- Born: Barry Johann Ronge 30 December 1947 Hillbrow, Johannesburg, South Africa
- Died: 3 July 2022 (aged 74) Johannesburg, South Africa
- Other name: Rebecca Parker (pseudonym)
- Education: University of the Witwatersrand
- Occupations: journalist; columnist; writer; broadcaster; movie reviewer; raconteur;
- Partner: Albertus van Dyk

= Barry Ronge =

South African journalist (1948–2022)

Barry Johann Ronge (30 December 1947 – 3 July 2022) was a South African journalist, columnist, writer, broadcaster, movie reviewer and raconteur. He was one of the country's best-known movie critics as well as one of its most widely read (and discussed) columnists.

== Early life ==
Ronge was born in Hillbrow, Johannesburg, and grew up on the West Rand where he attended Florida Park High School. He completed his studies at the University of the Witwatersrand, after which he began a teaching career at St. John's College, followed by a ten-year stint as a lecturer in literature at the University of the Witwatersrand.

== Career ==
He later moved on to become a print and electronic journalist, specializing in the arts. In addition to writing movie reviews he was also a food critic in his early career writing under the pseudonym Rebecca Parker.

Ronge is best known for his Spit and Polish column in the Sunday Times, his movie reviews for the same newspaper, and his Sunday evening show on Radio 702 where he worked with is partner Albertus van Dyk. After writing for the Sunday Times for 27 years, he wrote his last column on 23 February 2014. In 2015, the Sunday Times renamed its prize for South African literature to the Barry Ronge Fiction Prize.
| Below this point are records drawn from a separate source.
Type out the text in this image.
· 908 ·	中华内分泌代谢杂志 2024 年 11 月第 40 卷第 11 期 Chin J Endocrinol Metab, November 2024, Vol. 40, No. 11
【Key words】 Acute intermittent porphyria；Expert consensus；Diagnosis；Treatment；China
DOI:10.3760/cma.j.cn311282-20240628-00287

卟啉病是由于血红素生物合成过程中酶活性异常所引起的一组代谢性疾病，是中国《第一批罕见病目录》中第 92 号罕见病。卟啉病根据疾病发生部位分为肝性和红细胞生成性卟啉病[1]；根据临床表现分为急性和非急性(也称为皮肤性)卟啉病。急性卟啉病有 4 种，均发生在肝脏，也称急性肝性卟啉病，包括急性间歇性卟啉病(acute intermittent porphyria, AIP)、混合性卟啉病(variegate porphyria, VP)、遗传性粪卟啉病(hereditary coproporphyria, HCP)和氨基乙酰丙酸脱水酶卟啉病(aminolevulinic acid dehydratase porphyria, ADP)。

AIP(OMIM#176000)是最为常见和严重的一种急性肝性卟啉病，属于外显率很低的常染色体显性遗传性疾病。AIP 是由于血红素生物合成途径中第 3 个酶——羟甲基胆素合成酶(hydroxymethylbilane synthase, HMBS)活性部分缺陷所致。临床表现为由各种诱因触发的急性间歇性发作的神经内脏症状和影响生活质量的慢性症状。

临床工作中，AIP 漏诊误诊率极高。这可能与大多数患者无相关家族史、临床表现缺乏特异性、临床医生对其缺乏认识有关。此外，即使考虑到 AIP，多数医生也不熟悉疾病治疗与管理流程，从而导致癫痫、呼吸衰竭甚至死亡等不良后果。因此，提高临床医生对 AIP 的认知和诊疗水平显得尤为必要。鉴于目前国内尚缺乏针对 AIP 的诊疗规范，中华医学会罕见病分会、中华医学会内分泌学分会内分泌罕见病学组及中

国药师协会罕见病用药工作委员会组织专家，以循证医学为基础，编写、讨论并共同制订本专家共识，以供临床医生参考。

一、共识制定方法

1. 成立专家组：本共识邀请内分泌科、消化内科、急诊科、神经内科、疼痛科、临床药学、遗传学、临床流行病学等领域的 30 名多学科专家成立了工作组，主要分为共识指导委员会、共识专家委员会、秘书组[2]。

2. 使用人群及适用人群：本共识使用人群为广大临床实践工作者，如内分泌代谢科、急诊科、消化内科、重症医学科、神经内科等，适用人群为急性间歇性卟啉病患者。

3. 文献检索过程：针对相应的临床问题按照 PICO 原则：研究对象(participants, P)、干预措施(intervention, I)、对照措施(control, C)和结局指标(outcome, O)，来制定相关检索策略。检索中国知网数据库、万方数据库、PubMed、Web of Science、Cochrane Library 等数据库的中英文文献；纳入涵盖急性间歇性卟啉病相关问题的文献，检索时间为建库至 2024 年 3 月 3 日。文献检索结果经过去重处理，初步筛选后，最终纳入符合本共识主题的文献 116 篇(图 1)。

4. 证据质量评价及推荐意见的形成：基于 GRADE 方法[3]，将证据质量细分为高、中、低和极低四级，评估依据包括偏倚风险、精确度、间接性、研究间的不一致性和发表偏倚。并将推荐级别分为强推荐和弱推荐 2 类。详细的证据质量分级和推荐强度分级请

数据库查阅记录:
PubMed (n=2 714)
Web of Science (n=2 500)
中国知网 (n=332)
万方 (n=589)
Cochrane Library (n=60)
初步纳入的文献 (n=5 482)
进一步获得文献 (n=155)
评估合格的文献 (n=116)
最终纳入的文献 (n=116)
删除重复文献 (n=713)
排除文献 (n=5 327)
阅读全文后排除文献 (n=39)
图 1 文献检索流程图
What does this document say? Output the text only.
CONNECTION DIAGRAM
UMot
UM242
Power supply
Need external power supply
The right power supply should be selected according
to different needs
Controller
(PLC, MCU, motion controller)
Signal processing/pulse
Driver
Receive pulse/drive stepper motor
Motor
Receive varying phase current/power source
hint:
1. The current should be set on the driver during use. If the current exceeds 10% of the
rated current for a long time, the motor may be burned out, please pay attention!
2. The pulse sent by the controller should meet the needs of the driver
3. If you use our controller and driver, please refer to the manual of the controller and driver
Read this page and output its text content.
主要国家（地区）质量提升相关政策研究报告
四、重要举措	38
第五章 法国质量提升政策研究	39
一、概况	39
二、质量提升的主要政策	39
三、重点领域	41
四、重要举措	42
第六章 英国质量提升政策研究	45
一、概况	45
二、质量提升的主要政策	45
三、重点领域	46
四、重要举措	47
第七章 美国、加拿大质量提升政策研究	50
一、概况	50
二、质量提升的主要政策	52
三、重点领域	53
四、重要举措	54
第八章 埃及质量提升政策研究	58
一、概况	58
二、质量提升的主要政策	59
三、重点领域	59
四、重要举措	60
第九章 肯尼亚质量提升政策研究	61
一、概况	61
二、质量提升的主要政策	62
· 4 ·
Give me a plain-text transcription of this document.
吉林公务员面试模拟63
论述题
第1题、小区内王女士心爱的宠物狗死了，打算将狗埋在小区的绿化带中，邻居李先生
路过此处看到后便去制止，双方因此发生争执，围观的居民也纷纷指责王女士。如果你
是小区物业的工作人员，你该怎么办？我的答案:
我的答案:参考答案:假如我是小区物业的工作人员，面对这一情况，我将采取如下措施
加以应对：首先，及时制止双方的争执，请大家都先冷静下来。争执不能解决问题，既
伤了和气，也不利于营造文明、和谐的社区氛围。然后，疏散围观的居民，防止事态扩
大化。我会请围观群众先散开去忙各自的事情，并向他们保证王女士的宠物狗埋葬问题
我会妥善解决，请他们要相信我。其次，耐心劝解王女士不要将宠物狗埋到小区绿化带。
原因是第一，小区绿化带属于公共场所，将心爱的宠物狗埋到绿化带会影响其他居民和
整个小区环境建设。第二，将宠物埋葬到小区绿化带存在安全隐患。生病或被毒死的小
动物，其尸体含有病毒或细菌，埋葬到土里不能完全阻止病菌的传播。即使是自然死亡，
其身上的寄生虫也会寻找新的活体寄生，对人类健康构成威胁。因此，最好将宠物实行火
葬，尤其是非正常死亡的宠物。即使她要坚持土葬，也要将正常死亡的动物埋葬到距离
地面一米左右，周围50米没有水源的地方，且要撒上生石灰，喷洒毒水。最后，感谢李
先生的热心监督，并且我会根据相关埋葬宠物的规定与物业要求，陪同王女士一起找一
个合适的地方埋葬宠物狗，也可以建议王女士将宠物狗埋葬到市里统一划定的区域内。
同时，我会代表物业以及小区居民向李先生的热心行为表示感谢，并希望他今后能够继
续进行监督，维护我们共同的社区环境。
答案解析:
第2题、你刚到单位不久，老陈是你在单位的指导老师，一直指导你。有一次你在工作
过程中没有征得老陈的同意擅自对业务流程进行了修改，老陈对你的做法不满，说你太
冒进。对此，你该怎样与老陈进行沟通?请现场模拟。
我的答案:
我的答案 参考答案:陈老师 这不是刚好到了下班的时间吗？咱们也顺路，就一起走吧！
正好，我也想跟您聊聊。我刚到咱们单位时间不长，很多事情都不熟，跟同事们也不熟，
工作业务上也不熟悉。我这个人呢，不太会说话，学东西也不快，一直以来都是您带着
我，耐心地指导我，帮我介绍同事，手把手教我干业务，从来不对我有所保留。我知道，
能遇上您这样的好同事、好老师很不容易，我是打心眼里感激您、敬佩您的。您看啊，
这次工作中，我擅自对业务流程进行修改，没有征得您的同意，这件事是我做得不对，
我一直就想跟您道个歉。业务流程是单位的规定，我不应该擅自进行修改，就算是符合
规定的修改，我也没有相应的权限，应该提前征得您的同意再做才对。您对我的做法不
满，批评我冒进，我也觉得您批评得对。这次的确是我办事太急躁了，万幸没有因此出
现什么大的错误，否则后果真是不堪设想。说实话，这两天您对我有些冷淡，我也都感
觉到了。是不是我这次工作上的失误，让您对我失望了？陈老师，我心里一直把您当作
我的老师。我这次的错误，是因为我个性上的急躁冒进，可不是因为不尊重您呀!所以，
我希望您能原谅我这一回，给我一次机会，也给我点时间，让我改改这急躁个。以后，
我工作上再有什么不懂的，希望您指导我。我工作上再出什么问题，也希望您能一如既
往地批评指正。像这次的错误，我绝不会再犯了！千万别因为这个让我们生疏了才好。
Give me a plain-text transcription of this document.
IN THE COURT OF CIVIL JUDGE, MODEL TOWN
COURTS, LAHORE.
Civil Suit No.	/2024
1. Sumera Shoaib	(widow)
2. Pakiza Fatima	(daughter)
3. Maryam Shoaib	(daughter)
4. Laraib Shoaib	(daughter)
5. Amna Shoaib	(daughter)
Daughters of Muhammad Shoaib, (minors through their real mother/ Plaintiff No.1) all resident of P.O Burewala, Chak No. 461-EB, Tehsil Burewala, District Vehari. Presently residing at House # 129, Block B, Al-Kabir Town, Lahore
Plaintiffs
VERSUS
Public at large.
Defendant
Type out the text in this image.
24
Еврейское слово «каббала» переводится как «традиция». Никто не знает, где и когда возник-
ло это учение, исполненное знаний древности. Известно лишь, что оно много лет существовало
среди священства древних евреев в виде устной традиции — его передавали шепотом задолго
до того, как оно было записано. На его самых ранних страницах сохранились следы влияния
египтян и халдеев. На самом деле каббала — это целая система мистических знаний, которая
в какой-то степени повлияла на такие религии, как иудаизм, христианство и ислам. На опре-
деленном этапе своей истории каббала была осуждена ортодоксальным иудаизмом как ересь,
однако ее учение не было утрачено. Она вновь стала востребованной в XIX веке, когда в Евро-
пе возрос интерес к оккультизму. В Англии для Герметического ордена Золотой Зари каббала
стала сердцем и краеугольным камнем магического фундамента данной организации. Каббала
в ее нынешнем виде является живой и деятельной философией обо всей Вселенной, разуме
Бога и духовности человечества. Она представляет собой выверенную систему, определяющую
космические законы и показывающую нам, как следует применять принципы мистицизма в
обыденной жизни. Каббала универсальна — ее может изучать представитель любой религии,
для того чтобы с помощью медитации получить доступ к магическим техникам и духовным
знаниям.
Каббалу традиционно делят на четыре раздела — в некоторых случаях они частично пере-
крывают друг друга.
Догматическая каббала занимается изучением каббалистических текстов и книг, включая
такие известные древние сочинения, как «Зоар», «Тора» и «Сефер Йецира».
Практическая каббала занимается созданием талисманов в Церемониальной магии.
During the 1990s and 2000s Ronge was a film critic on M-Net where worked on a number of movie review shows most notably Front Row, Revue Plus and Cinemagic with Barry Ronge. He also appeared on the SABC 3 movie review show Screenplay.

== Death ==
He died in his hometown, Johannesburg, on 3 July 2022.

== Books ==
- Spit 'n Polish, 2006, Penguin Books SA, ISBN 9780143025252

== Awards ==
- Thomas Pringle Award for Reviews, English Academy of South Africa, 2005
- Barry Ronge Fiction Prize longlist.